March 18, 2023 Leave a Reply

The Oscar winner’s latest triumph is her portrayal of Nora Helmer in ‘A Doll’s House,’ which almost didn’t happen.

NEW YORK — Jessica Chastain hadn’t been in a play in so long that the thought of it filled her with dread. “It was just crazy because I started in theater,” said the Juilliard graduate, now 45, and a mom, and an Oscar winner and at that point in a career when an actor can call her own shots.

So a supportive friend, James McAvoy, who toggles between stage and screen, connected her with British director Jamie Lloyd. He, like Chastain, has his own production company, except his is geared toward plays and hers, Freckle Films, makes movies, like “The Eyes of Tammy Faye,” the picture that won her a 2022 Academy Award. “He goes, ‘Why aren’t you doing any theater?’” she said of Lloyd. “And I’m like, ‘Oh, I’m just very scared.’”

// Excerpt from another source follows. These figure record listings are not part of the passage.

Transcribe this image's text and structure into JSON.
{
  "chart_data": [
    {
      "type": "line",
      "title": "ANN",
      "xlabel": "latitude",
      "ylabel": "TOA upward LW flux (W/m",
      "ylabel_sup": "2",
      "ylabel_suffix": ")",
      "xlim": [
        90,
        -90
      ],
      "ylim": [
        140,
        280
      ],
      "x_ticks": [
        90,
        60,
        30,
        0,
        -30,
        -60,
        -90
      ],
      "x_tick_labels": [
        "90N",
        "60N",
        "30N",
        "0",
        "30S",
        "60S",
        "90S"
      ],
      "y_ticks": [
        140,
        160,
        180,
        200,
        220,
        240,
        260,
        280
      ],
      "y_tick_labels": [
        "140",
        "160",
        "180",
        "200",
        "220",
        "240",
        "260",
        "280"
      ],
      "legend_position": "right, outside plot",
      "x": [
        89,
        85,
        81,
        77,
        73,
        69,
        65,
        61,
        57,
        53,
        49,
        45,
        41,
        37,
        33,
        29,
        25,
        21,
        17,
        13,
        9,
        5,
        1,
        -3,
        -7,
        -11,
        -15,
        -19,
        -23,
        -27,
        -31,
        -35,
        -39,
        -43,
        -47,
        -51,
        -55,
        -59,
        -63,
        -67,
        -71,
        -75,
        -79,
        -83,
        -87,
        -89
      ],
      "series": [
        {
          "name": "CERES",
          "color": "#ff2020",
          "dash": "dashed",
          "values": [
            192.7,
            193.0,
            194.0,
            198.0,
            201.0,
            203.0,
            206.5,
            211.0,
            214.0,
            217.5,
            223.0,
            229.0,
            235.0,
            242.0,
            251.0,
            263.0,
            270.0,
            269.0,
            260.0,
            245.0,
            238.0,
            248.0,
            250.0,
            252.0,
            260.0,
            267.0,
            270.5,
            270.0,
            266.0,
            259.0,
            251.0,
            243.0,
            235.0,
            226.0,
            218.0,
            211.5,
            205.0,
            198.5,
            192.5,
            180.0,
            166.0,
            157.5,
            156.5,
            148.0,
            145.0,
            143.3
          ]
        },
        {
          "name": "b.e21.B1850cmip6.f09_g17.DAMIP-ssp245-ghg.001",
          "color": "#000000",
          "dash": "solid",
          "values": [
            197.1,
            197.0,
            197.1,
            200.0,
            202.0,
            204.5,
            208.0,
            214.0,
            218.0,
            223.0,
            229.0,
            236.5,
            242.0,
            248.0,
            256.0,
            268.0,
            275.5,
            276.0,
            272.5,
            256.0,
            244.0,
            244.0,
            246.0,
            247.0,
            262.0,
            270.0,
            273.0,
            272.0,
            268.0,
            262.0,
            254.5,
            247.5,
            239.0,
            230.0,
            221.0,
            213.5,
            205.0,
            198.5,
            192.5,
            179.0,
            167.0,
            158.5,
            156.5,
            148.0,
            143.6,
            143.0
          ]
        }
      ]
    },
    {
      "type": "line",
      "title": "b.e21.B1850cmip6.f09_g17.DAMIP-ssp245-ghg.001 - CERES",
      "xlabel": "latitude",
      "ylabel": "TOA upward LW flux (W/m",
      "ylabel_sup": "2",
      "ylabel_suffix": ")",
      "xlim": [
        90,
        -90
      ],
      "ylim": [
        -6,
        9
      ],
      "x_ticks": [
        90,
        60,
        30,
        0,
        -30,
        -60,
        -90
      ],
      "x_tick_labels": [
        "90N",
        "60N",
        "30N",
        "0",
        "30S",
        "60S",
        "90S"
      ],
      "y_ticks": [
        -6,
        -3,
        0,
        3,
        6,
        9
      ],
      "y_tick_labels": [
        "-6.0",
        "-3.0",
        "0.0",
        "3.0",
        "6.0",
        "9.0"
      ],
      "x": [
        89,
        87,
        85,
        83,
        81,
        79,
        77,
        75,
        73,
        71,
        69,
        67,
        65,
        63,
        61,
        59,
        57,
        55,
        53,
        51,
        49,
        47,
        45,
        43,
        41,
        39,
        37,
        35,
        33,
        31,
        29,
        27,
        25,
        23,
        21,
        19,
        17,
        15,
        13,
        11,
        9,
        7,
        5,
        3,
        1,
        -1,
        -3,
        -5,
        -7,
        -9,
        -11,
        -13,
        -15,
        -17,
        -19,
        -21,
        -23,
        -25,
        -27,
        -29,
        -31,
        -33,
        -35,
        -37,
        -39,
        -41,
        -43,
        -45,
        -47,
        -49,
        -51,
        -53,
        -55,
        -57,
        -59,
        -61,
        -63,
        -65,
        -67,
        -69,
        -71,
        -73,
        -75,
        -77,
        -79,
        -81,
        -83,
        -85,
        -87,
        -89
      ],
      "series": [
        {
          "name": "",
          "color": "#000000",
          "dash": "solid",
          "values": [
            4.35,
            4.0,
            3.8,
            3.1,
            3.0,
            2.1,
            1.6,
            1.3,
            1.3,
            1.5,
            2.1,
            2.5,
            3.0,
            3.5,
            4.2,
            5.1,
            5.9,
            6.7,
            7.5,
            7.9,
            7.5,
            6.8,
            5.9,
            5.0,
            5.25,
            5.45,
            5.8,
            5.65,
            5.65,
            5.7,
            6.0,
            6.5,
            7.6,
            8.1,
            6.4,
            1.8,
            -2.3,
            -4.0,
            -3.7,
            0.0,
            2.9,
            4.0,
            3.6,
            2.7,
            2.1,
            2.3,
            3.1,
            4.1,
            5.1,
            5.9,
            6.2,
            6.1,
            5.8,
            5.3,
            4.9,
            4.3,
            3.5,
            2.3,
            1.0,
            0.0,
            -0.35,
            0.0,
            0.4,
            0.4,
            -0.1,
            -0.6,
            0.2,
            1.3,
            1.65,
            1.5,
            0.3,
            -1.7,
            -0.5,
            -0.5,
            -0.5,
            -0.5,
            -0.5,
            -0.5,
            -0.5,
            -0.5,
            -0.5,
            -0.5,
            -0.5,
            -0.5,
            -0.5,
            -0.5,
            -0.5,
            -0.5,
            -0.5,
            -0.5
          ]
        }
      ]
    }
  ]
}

The admission was an icebreaker, because it commenced a discussion about what stage project they might attempt to bring her back, a spitballing that began with “The Duchess of Malfi” and “Summer and Smoke” in London, and eventually settled on “A Doll’s House” on Broadway. The confidence and trust that developed between them calmed Chastain’s nerves — and led to an assured, austere revival of Ibsen’s 1879 play, a recently opened production that is a hit with critics and poised for commercial success.

“I just felt so inspired about the way that he sees the world,” Chastain observed about Lloyd, as she sat sipping water recently at Freckle Films’s office in Chelsea. As Lloyd recalled, it was Chastain who suggested “A Doll’s House.” Lloyd said he looked at many versions before commissioning playwright Amy Herzog to write a new one that he would stage with virtually no embellishments — just actors in dark colors, and chairs on a revolving set.

“When it’s just actors in space, the connection between them in space, you see things from a different point of view,” the director said by phone. “You literally see them from a different perspective.”

Whatever allayed Chastain’s trepidation, it was a boon for Broadway, paving the way for a buzzworthy star turn in a season sorely in need of them. Chastain’s only previous Broadway role was a decade ago, in a revival of “The Heiress.”